Chapter 10:

Chapter 10: Fate’s Warning

Replay Again


The sun dipped behind the school buildings, leaving the rooftop wrapped in a quiet orange glow. A breeze rolled across the concrete, carrying the smell of chalk, distant traffic, and the fading warmth of the day. Ren stood with his hands on the railing, staring down at the courtyard where students were heading home in groups. Their laughter floated up, soft and careless. A life he once lived without knowing how precious it was.

Footsteps scraped against the floor behind him.

Yuki stepped out, her shadow stretching across the rooftop. She didn’t speak at first. She just looked at him the way she used to—trying to understand him before speaking, hesitant, but determined.

“You ran off pretty fast,” she said quietly.

Ren let out a breath. “Thought I needed some air.”

“Air or solitude?” she asked.

“Both,” he admitted.

She walked to his side and leaned on the railing. For a moment, neither of them said anything. The silence wasn’t comfortable, but it wasn’t hostile either. It was something in between, like two people standing in the doorway of an old house, unsure if they should step inside again.

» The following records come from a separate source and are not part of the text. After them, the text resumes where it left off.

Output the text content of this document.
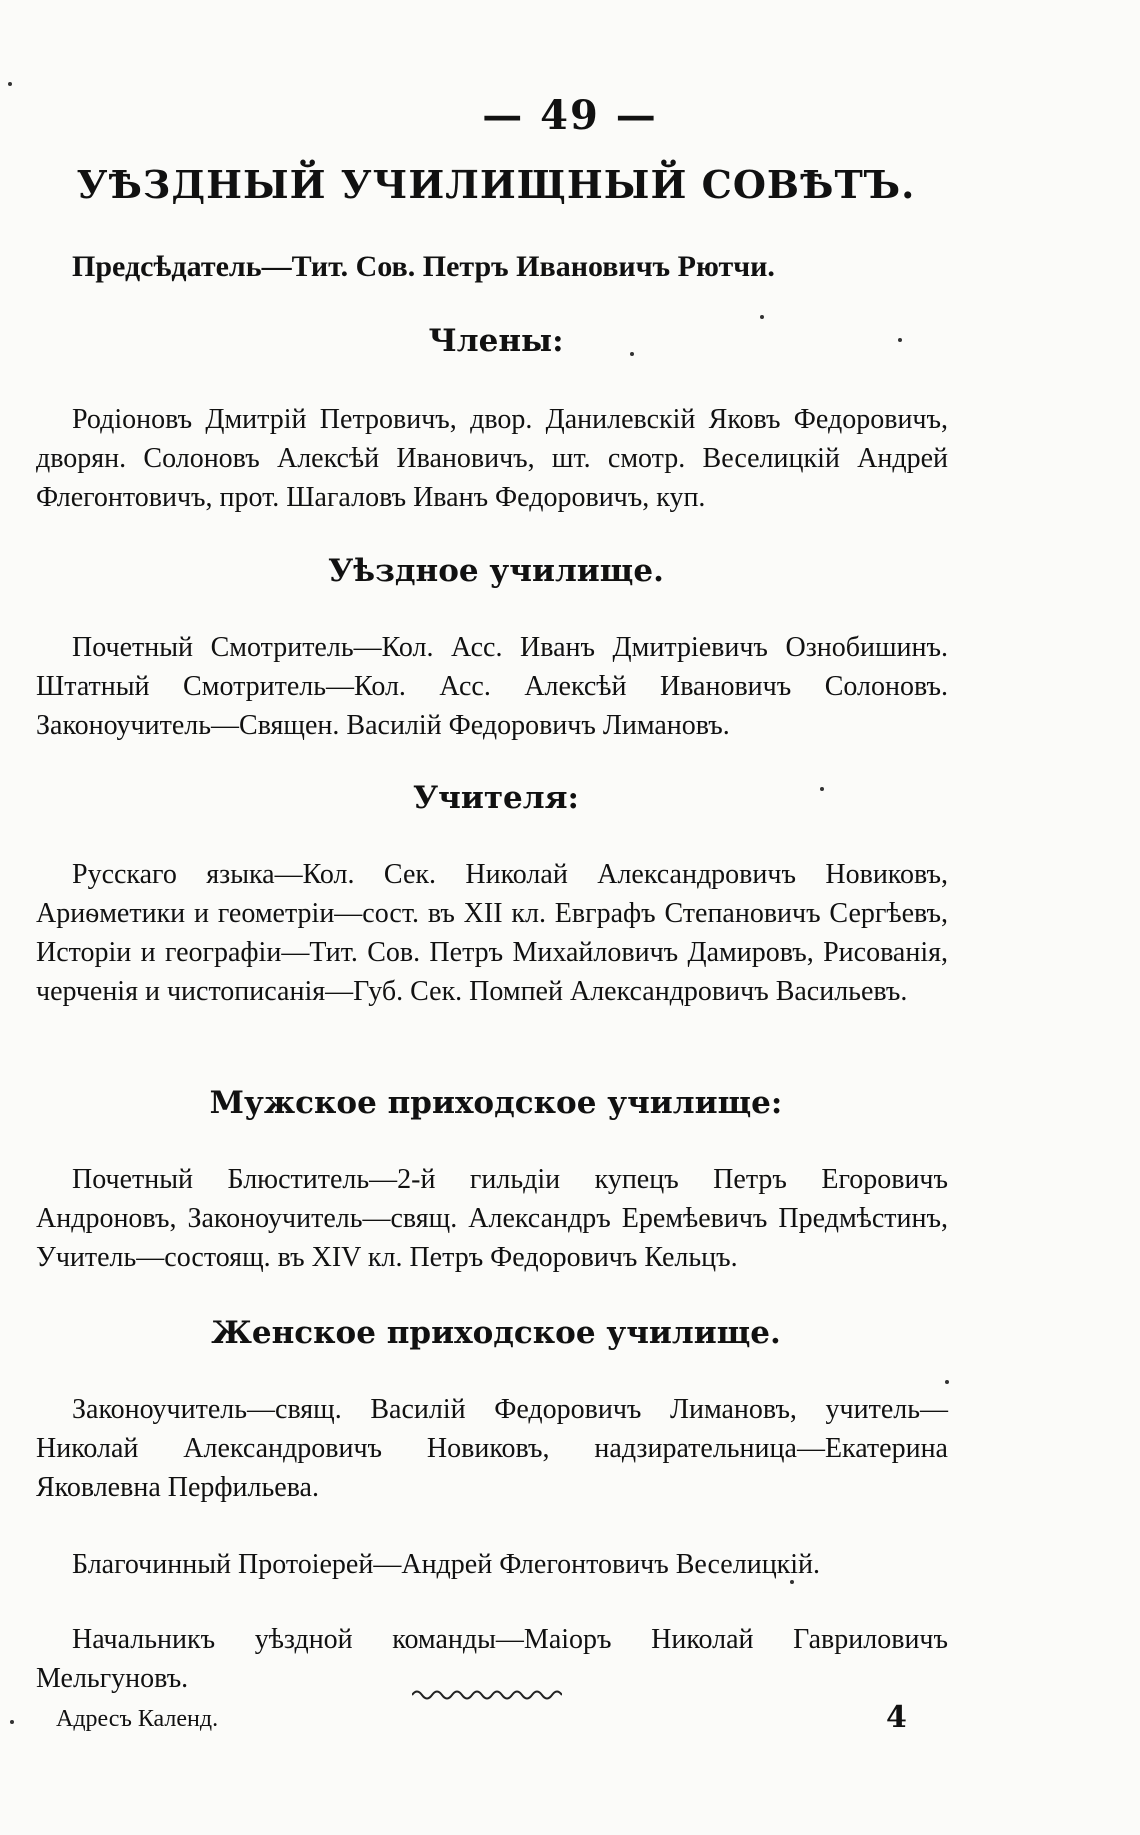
— 49 —
УѢЗДНЫЙ УЧИЛИЩНЫЙ СОВѢТЪ.
Предсѣдатель—Тит. Сов. Петръ Ивановичъ Рютчи.
Члены:
Родiоновъ Дмитрiй Петровичъ, двор. Данилевскiй Яковъ Федоровичъ, дворян. Солоновъ Алексѣй Ивановичъ, шт. смотр. Веселицкiй Андрей Флегонтовичъ, прот. Шагаловъ Иванъ Федоровичъ, куп.
Уѣздное училище.
Почетный Смотритель—Кол. Асс. Иванъ Дмитрiевичъ Ознобишинъ. Штатный Смотритель—Кол. Асс. Алексѣй Ивановичъ Солоновъ. Законоучитель—Священ. Василiй Федоровичъ Лимановъ.
Учителя:
Русскаго языка—Кол. Сек. Николай Александровичъ Новиковъ, Ариѳметики и геометрiи—сост. въ XII кл. Евграфъ Степановичъ Сергѣевъ, Исторiи и географiи—Тит. Сов. Петръ Михайловичъ Дамировъ, Рисованiя, черченiя и чистописанiя—Губ. Сек. Помпей Александровичъ Васильевъ.
Мужское приходское училище:
Почетный Блюститель—2-й гильдiи купецъ Петръ Егоровичъ Андроновъ, Законоучитель—свящ. Александръ Еремѣевичъ Предмѣстинъ, Учитель—состоящ. въ XIV кл. Петръ Федоровичъ Кельцъ.
Женское приходское училище.
Законоучитель—свящ. Василiй Федоровичъ Лимановъ, учитель—Николай Александровичъ Новиковъ, надзирательница—Екатерина Яковлевна Перфильева.
Благочинный Протоiерей—Андрей Флегонтовичъ Веселицкiй.
Начальникъ уѣздной команды—Маiоръ Николай Гавриловичъ Мельгуновъ.
Адресъ Календ.	4
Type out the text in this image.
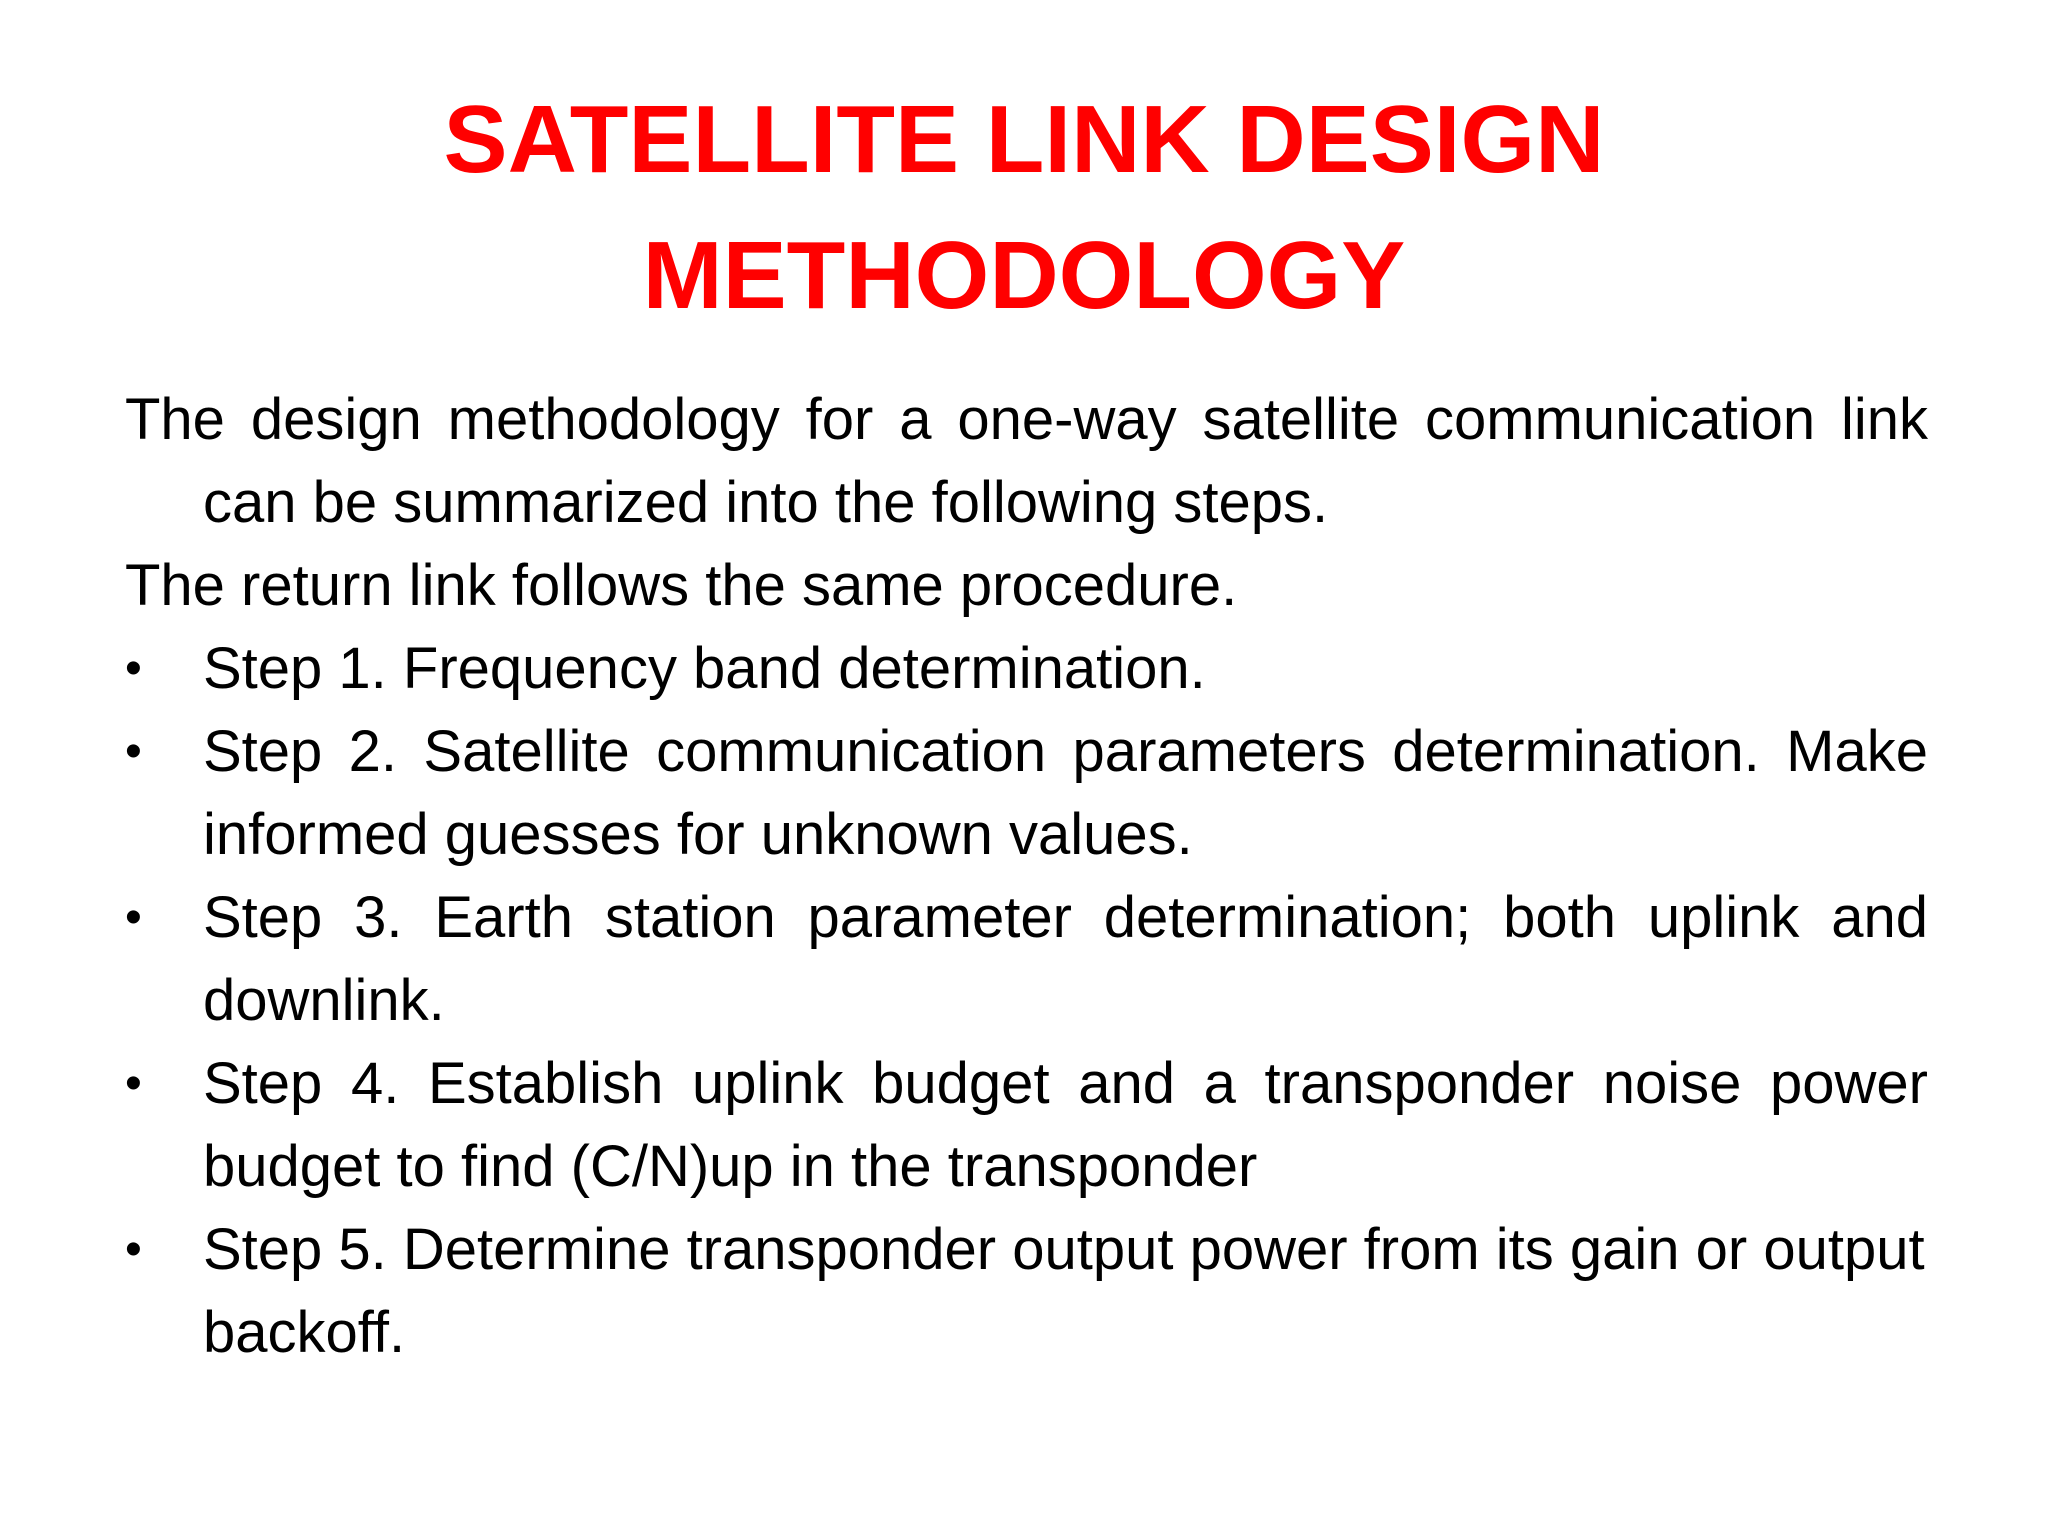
SATELLITE LINK DESIGN
METHODOLOGY

The design methodology for a one-way satellite communication link can be summarized into the following steps.

The return link follows the same procedure.

•	Step 1. Frequency band determination.
•	Step 2. Satellite communication parameters determination. Make informed guesses for unknown values.
•	Step 3. Earth station parameter determination; both uplink and      downlink.
•	Step 4. Establish uplink budget and a transponder noise power budget to find (C/N)up in the transponder
•	Step 5. Determine transponder output power from its gain or output backoff.
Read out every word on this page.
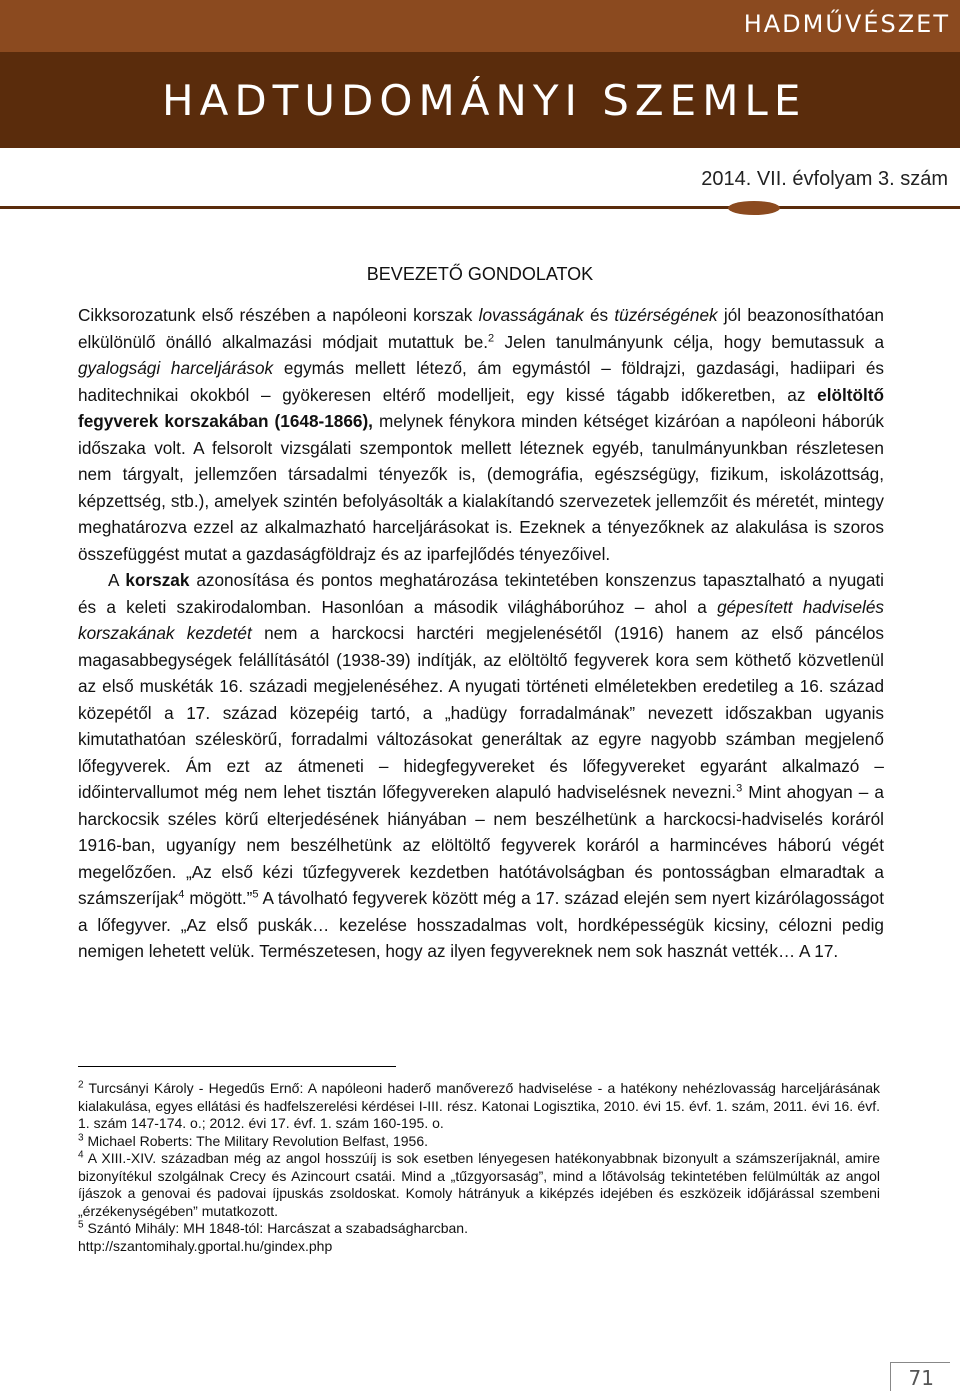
HADMŰVÉSZET
HADTUDOMÁNYI SZEMLE
2014. VII. évfolyam 3. szám
BEVEZETŐ GONDOLATOK

Cikksorozatunk első részében a napóleoni korszak lovasságának és tüzérségének jól beazonosíthatóan elkülönülő önálló alkalmazási módjait mutattuk be.$^2$ Jelen tanulmányunk célja, hogy bemutassuk a gyalogsági harceljárások egymás mellett létező, ám egymástól – földrajzi, gazdasági, hadiipari és haditechnikai okokból – gyökeresen eltérő modelljeit, egy kissé tágabb időkeretben, az elöltöltő fegyverek korszakában (1648-1866), melynek fénykora minden kétséget kizáróan a napóleoni háborúk időszaka volt. A felsorolt vizsgálati szempontok mellett léteznek egyéb, tanulmányunkban részletesen nem tárgyalt, jellemzően társadalmi tényezők is, (demográfia, egészségügy, fizikum, iskolázottság, képzettség, stb.), amelyek szintén befolyásolták a kialakítandó szervezetek jellemzőit és méretét, mintegy meghatározva ezzel az alkalmazható harceljárásokat is. Ezeknek a tényezőknek az alakulása is szoros összefüggést mutat a gazdaságföldrajz és az iparfejlődés tényezőivel.

A korszak azonosítása és pontos meghatározása tekintetében konszenzus tapasztalható a nyugati és a keleti szakirodalomban. Hasonlóan a második világháborúhoz – ahol a gépesített hadviselés korszakának kezdetét nem a harckocsi harctéri megjelenésétől (1916) hanem az első páncélos magasabbegységek felállításától (1938-39) indítják, az elöltöltő fegyverek kora sem köthető közvetlenül az első muskéták 16. századi megjelenéséhez. A nyugati történeti elméletekben eredetileg a 16. század közepétől a 17. század közepéig tartó, a „hadügy forradalmának” nevezett időszakban ugyanis kimutathatóan széleskörű, forradalmi változásokat generáltak az egyre nagyobb számban megjelenő lőfegyverek. Ám ezt az átmeneti – hidegfegyvereket és lőfegyvereket egyaránt alkalmazó – időintervallumot még nem lehet tisztán lőfegyvereken alapuló hadviselésnek nevezni.$^3$ Mint ahogyan – a harckocsik széles körű elterjedésének hiányában – nem beszélhetünk a harckocsi-hadviselés koráról 1916-ban, ugyanígy nem beszélhetünk az elöltöltő fegyverek koráról a harmincéves háború végét megelőzően. „Az első kézi tűzfegyverek kezdetben hatótávolságban és pontosságban elmaradtak a számszeríjak$^4$ mögött.”$^5$ A távolható fegyverek között még a 17. század elején sem nyert kizárólagosságot a lőfegyver. „Az első puskák… kezelése hosszadalmas volt, hordképességük kicsiny, célozni pedig nemigen lehetett velük. Természetesen, hogy az ilyen fegyvereknek nem sok hasznát vették… A 17.

$^2$ Turcsányi Károly - Hegedűs Ernő: A napóleoni haderő manőverező hadviselése - a hatékony nehézlovasság harceljárásának kialakulása, egyes ellátási és hadfelszerelési kérdései I-III. rész. Katonai Logisztika, 2010. évi 15. évf. 1. szám, 2011. évi 16. évf. 1. szám 147-174. o.; 2012. évi 17. évf. 1. szám 160-195. o.

$^3$ Michael Roberts: The Military Revolution Belfast, 1956.

$^4$ A XIII.-XIV. században még az angol hosszúíj is sok esetben lényegesen hatékonyabbnak bizonyult a számszeríjaknál, amire bizonyítékul szolgálnak Crecy és Azincourt csatái. Mind a „tűzgyorsaság”, mind a lőtávolság tekintetében felülmúlták az angol íjászok a genovai és padovai íjpuskás zsoldoskat. Komoly hátrányuk a kiképzés idejében és eszközeik időjárással szembeni „érzékenységében” mutatkozott.

$^5$ Szántó Mihály: MH 1848-tól: Harcászat a szabadságharcban.

http://szantomihaly.gportal.hu/gindex.php

71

Ren finally spoke. “I’ve been thinking about… all of this.”

“All of what?” she asked softly, though her eyes said she already knew.

“Why we’re here,” Ren said. “Why we went back. Why things reset. Why—” He broke off, staring straight ahead. “What’s the point? Is this chance or punishment?”

Yuki turned her head slightly. “I’ve been asking myself the same thing.”

He looked at her. “Do you think we’re supposed to fix something?”

“Or avoid something,” she said, her voice thin. “Or maybe… change something.”

The wind shifted, brushing her hair across her cheeks. She didn’t touch it. Ren watched it fall back naturally, the way it used to in their early days.

It hurt in a way he wasn’t ready for.

“Yuki,” he said quietly, “do you remember… the last fight?”

She nodded once, eyes dropping to her hands. “Every word.”

They didn’t need to say more. The last fight, the slammed door, the tears, the look on their kids’ faces. The guilt.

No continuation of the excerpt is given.